Cushman & Wakefield summed up the first half of 2021 on the commercial real estate market in the CEE region. The investment volume at the end of the first half of the year amounts to €3.7 billion and is nearly 25% lower than in the same period in 2020.
There was a renewed sense of momentum in Q2 2021: increased engagement between buyers and sellers; the launch of new marketing processes and increasing travel in CEE countries by European investors. Taken together, this suggests more transactions are to come which will be completed in late 2021 and represent a return to more usual market volumes.
„The industrial sector remains the main focus of activity and the current activity could soon translate into new pricing benchmarks. The office sector is also showing signs of increased activity and interest in other sectors such as retail and multifamily is visible” says Jeff Alson, CEE Partner, Capital Markets Group, Cushman & Wakefield.
Demand from European and global investors has returned to Poland - for core products (both long lease industrial and office). Once again there is fierce competition for deals in these sectors. The gap in pricing with less core property remains but here too there is selective demand for assets, particularly in Warsaw.
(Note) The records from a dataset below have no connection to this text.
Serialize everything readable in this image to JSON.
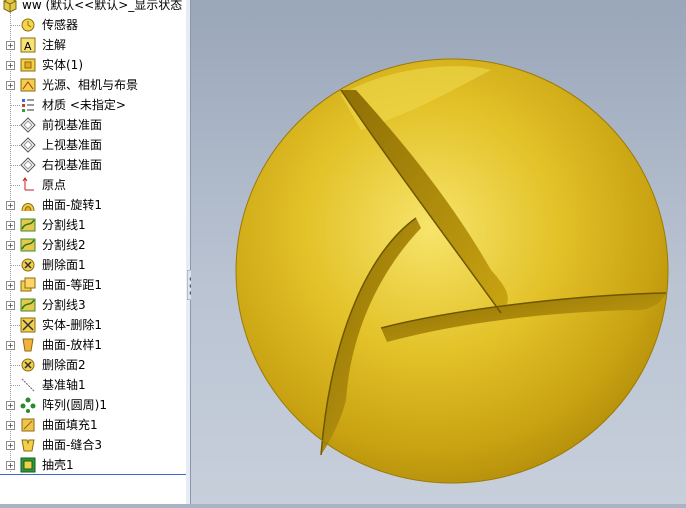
{
  "tree": {
    "root": "ww  (默认<<默认>_显示状态",
    "items": [
      {
        "label": "传感器",
        "expand": false,
        "icon": "sensor-icon"
      },
      {
        "label": "注解",
        "expand": true,
        "icon": "annotation-icon"
      },
      {
        "label": "实体(1)",
        "expand": true,
        "icon": "solid-bodies-icon"
      },
      {
        "label": "光源、相机与布景",
        "expand": true,
        "icon": "lights-cameras-icon"
      },
      {
        "label": "材质 <未指定>",
        "expand": false,
        "icon": "material-icon"
      },
      {
        "label": "前视基准面",
        "expand": false,
        "icon": "plane-icon"
      },
      {
        "label": "上视基准面",
        "expand": false,
        "icon": "plane-icon"
      },
      {
        "label": "右视基准面",
        "expand": false,
        "icon": "plane-icon"
      },
      {
        "label": "原点",
        "expand": false,
        "icon": "origin-icon"
      },
      {
        "label": "曲面-旋转1",
        "expand": true,
        "icon": "surface-revolve-icon"
      },
      {
        "label": "分割线1",
        "expand": true,
        "icon": "split-line-icon"
      },
      {
        "label": "分割线2",
        "expand": true,
        "icon": "split-line-icon"
      },
      {
        "label": "删除面1",
        "expand": false,
        "icon": "delete-face-icon"
      },
      {
        "label": "曲面-等距1",
        "expand": true,
        "icon": "surface-offset-icon"
      },
      {
        "label": "分割线3",
        "expand": true,
        "icon": "split-line-icon"
      },
      {
        "label": "实体-删除1",
        "expand": false,
        "icon": "body-delete-icon"
      },
      {
        "label": "曲面-放样1",
        "expand": true,
        "icon": "surface-loft-icon"
      },
      {
        "label": "删除面2",
        "expand": false,
        "icon": "delete-face-icon"
      },
      {
        "label": "基准轴1",
        "expand": false,
        "icon": "axis-icon"
      },
      {
        "label": "阵列(圆周)1",
        "expand": true,
        "icon": "circular-pattern-icon"
      },
      {
        "label": "曲面填充1",
        "expand": true,
        "icon": "surface-fill-icon"
      },
      {
        "label": "曲面-缝合3",
        "expand": true,
        "icon": "surface-knit-icon"
      },
      {
        "label": "抽壳1",
        "expand": true,
        "icon": "shell-icon"
      }
    ]
  },
  "colors": {
    "selection": "#3b6ac8",
    "model": "#e6c320"
  }
}
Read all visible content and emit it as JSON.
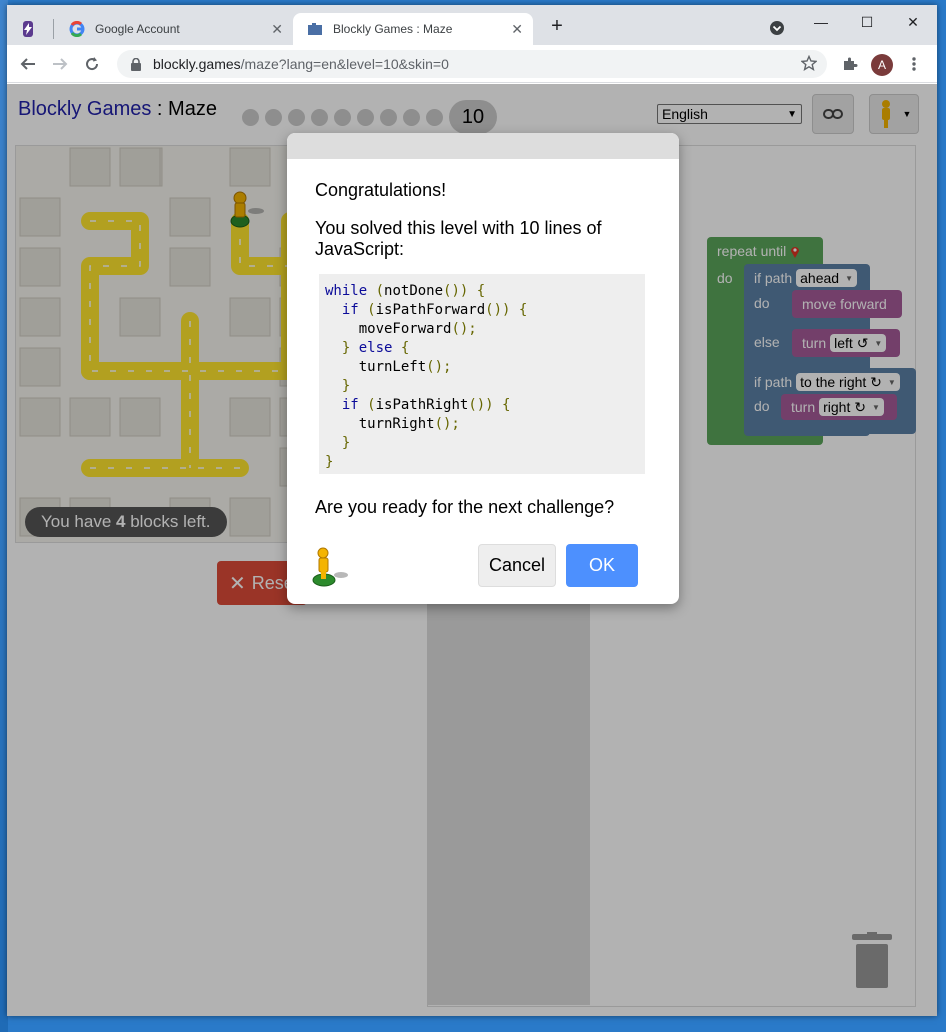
{
  "browser": {
    "tabs": [
      {
        "label": "Google Account",
        "icon": "google-icon"
      },
      {
        "label": "Blockly Games : Maze",
        "icon": "blockly-puzzle-icon"
      }
    ],
    "url_host": "blockly.games",
    "url_path": "/maze?lang=en&level=10&skin=0",
    "avatar_letter": "A"
  },
  "app": {
    "brand": "Blockly Games",
    "separator": " : ",
    "title": "Maze",
    "current_level": "10",
    "total_levels": 10,
    "language": "English",
    "blocks_left_prefix": "You have ",
    "blocks_left_count": "4",
    "blocks_left_suffix": " blocks left.",
    "reset_label": "Reset"
  },
  "program": {
    "repeat_label": "repeat until",
    "do_label": "do",
    "else_label": "else",
    "if_path_label": "if path",
    "ahead_option": "ahead",
    "move_forward_label": "move forward",
    "turn_label": "turn",
    "left_option": "left ↺",
    "right_option": "right ↻",
    "to_the_right_option": "to the right ↻"
  },
  "dialog": {
    "title": "Congratulations!",
    "message": "You solved this level with 10 lines of JavaScript:",
    "code_lines": [
      "while (notDone()) {",
      "  if (isPathForward()) {",
      "    moveForward();",
      "  } else {",
      "    turnLeft();",
      "  }",
      "  if (isPathRight()) {",
      "    turnRight();",
      "  }",
      "}"
    ],
    "question": "Are you ready for the next challenge?",
    "cancel_label": "Cancel",
    "ok_label": "OK"
  },
  "colors": {
    "loop_block": "#5ba55b",
    "logic_block": "#5b80a5",
    "action_block": "#a55b99",
    "ok_button": "#4d90fe",
    "reset_button": "#dd4b39",
    "maze_path": "#ffe62e"
  }
}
After a cautious period, investors have again become optimistic that the economy is going to revive - there is accumulated unspent capital ready to deploy on the market. However, transaction activity in the Czech Republic remains low - there is a shortage of suitable properties for sale, partially due to subdued development activity across all sectors. There is a mismatch between what the capital is targeting and what is available. However, the low level of new development also has some benefits – existing projects face limited competition, so vacancy levels remain stable and rents are witnessing selective growth. Western investors are primarily interested in logistics and rental residential projects. They typically have a very clear vision of what they want to buy, so finalising deals is not easy as their demand is not satisfied by the available offers. For the same reasons, if a deal does happen, it is usually at record-breaking price levels.
Logistics properties are a favourite among investors, with almost no vacancies and rents growing rapidly. They are attracting a variety of investor types, pushing yields to new lows. Most of the transactional activity is in the retail sector, where properties are available for sale. Retail buyers are usually local or regional, but western investors are relooking at this sector and we expect them to return in the coming years. There are very few office buildings for sale and due to the uncertainties surrounding home office, office buildings are now often picked by local rather than western investors. Residential for rent is a new and untested sector, but we do expect the first major, trend-setting transactions to happen this year which will be finalised by western players with a low cost of capital.
The total expected amount of investment in 2021 should reach two billion euros, which will represent an increase of 60% on last year and 70% on the five-year average.
As elsewhere, interest in logistics opportunities is particularly competitive, with domestic and international investors scrambling to build substantive portfolios quickly; the challenge here is the lack of available stock. Hungarian developers are turning their attention to this under-developed sector and are building substantive land banks to match their ambitions.
Competition is also strong for centrally located, good quality office stock in particular – with several transactions underway. First-generation assets are more challenging, particularly those of scale or where the value-add is less obvious.
Even retail activity progresses for the right product, with strong demand for strip malls, well covenanted retail warehouses and supermarkets in evidence.
The domestic funds continue to strengthen, consolidating liquidity at home but also expanding into other CE markets and beyond.
In H1 2021, investment activity drove ahead, nearly reaching the volumes for the whole of 2020. With transactions closed across all asset classes, we expect the trend to continue in the second half of the year. The industrial and office segments may see some downward pressure on yields for core assets – a trend also driven by the limited availability of institutional product. The food retail assets sector is also picking up its pace of investment, as are retail parks where we expect a number of deals to be concluded. Given the relatively small size of such assets, they will have a smaller impact on the expected year-end total investment volumes.
Market liquidity remained impressively strong throughout the most difficult phases of the pandemic in 2020 and it has also been healthy in H1 2021. Romania still has some of the most attractive yields in the region, and they are forecasted to remain stable this year for standard properties, while compression is expected for premium properties in landmark locations that are attracting more potential buyers.